Lite, Standard, and Full use progressively larger quantized models so you can balance speed and quality. Replies stream in, and optional “thinking” text helps you follow reasoning before the final answer.
Example “Explain recursion like I’m new to code” (works offline after the model is downloaded).
On Standard and Full, questions can trigger local embedding + vector search over your indexed notes (sqlite-vec). Lite skips retrieval for speed.
Example “What did I save about the dentist?”
A validated planner can run allow-listed tools: calendar, reminders, alarms, contacts, notes—only with the permissions you grant.
Examples “Remind me in 20 minutes to stretch”; “What’s on my calendar tomorrow?”
When enabled in settings, prompts that match web-style phrases—for example search for, look up, or what is the current …—can trigger a DuckDuckGo-backed fetch—not on every message.

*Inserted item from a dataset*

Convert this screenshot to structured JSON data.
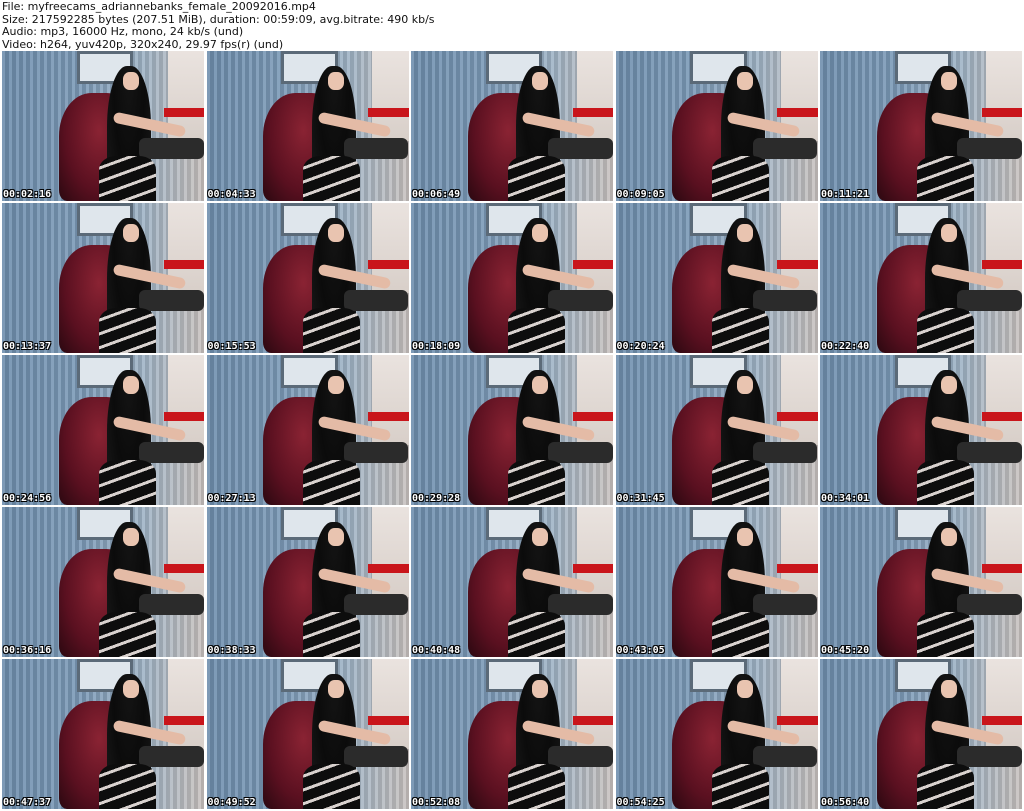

Example “Search for population of Tokyo”
Push-to-talk transcription (Whisper-based path when configured), then the same pipelines as text. Replies can use system text-to-speech.
Example “Add a note to pick up bread” after you release the mic button.
Keyword routing steers reminders, memory lookup, or general chat without an extra router model—saving latency and battery on small devices.
Example “Remind me…” is steered toward reminders early.